O fundador da startup Marty Kausas estava no escritório no domingo. Onde mais ele estaria? Kausas, de 28 anos, postou recentemente no LinkedIn que trabalhou três semanas consecutivas. Ele tirou férias uma vez, disse ele, mas voltou para casa mais cedo porque estava muito estressado com o trabalho. Seu objetivo é construir uma empresa de US$ 10 bilhões em 10 anos.
O motivo não é puramente financeiro. “Existem maneiras mais fáceis de ganhar dinheiro”, disse Kausas. Ele não faz parte de uma missão social. “Desenvolvemos um software de suporte ao cliente”, disse. “Não temos aquela visão de que estamos salvando o mundo.”
Kausas comparou sua busca a um jogo de tabuleiro — um jogo que ele quer vencer. “Eu poderia ser um programador trabalhando em uma grande empresa de tecnologia”, disse ele, mas “isso não parece legal”.
Em vez disso, ele levantou US$ 51 milhões para a Pylon, a startup de IA da qual ele é cofundador.
Atire uma pedra em São Francisco e você provavelmente encontrará um aspirante ou atual fundador de uma empresa de tecnologia com a esperança de lançar um produto inovador. Eles estão correndo para se juntar ao alto escalão de bilionários da tecnologia que revolucionaram os hábitos de compra, comunicação e entretenimento do mundo.
“Você tem que simplesmente trabalhar”, disse Mackay Grant, de 24 anos. “Você tem que ser hardcore.”
Ele pulou a formatura na Universidade Suffolk, em Boston, no ano passado para se mudar para São Francisco — o tipo de cidade onde “desajustados brilhantes têm seu lugar”, disse ele — e fundou uma startup de finanças baseada em IA.

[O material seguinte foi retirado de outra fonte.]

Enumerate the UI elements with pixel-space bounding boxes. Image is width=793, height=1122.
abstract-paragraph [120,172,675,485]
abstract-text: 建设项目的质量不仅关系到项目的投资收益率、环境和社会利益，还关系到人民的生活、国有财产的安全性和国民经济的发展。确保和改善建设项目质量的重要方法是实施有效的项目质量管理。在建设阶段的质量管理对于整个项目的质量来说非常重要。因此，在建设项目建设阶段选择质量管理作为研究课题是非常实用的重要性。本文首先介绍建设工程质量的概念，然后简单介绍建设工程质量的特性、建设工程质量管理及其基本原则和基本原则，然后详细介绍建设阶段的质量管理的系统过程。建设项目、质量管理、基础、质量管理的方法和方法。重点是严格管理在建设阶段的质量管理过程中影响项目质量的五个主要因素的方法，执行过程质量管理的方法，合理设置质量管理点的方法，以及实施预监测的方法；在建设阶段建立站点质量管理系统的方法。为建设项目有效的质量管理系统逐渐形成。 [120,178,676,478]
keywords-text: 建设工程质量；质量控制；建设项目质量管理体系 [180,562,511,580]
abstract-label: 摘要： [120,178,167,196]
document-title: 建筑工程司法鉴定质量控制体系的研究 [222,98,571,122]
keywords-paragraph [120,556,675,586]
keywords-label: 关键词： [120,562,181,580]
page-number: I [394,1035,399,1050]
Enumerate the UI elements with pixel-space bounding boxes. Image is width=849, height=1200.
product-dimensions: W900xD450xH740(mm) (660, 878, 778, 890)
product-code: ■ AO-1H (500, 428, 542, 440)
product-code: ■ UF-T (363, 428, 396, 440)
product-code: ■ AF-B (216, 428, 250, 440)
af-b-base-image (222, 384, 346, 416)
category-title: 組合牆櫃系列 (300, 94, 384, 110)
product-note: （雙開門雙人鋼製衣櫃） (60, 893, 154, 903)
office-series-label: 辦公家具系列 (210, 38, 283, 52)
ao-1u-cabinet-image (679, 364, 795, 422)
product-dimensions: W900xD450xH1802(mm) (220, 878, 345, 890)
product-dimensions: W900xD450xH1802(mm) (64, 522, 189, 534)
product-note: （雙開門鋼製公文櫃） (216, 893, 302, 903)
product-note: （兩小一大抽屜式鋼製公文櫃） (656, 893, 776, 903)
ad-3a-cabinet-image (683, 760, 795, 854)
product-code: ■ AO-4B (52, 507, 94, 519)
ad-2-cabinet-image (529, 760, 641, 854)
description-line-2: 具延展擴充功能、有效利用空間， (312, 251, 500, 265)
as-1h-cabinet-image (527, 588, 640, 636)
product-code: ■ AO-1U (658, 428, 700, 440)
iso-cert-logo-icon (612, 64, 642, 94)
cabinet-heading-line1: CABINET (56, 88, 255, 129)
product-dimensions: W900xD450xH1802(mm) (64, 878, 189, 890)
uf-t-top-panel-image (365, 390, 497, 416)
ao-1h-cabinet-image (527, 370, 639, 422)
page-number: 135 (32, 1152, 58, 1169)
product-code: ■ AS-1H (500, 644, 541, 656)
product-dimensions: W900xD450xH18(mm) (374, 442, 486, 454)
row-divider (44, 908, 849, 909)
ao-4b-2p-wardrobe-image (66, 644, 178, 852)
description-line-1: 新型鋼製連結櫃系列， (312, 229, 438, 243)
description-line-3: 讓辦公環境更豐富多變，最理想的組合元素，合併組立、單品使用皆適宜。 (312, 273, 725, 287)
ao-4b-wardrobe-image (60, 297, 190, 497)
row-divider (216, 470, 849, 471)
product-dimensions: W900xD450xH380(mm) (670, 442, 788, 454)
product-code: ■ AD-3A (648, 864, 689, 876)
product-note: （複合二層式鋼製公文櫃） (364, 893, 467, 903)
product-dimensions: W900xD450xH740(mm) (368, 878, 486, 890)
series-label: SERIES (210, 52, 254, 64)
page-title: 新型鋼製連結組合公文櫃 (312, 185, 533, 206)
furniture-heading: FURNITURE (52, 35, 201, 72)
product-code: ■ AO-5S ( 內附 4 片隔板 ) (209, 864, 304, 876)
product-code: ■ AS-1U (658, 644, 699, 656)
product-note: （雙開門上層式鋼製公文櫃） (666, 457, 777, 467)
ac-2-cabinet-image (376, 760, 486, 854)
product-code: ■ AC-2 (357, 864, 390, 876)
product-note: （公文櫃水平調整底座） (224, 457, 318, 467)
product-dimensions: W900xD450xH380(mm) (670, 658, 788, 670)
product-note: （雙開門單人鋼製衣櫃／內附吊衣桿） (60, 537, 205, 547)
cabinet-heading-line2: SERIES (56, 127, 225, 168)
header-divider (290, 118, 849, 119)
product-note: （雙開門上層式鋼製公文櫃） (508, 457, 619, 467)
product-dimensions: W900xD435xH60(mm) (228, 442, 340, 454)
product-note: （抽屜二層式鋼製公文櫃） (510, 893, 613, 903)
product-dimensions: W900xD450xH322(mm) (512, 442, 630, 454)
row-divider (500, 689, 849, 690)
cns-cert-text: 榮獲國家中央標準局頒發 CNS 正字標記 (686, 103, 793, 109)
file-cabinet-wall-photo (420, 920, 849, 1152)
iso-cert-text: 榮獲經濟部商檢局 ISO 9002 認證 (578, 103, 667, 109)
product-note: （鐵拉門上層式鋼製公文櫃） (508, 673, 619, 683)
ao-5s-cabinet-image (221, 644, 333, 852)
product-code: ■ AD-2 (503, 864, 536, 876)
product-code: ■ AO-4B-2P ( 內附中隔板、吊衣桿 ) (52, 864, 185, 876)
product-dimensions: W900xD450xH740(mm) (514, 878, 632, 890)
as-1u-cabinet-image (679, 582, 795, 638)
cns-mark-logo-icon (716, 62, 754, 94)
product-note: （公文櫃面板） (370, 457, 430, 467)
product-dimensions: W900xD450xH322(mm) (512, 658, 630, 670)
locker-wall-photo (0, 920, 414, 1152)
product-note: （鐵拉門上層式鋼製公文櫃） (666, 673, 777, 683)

Quando crianças, essa nova geração de jovens de startups assistiu à história da origem do Facebook, “A Rede Social”, e começou a usar iPhones assim que aprendeu a ler e programar na adolescência. O carro-chefe é uma empresa trilionária com uma base global de usuários. Para conquistá-la, eles raramente bebem, zombam do equilíbrio entre vida pessoal e profissional e estão presos em uma competição 24 horas por dia, 7 dias por semana, para ser o mais obcecado possível.
“Por que eu iria beber em um bar se posso construir uma empresa?”, disse Emily Yuan, cofundadora de 23 anos da Corgi, empresa de infraestrutura financeira de IA.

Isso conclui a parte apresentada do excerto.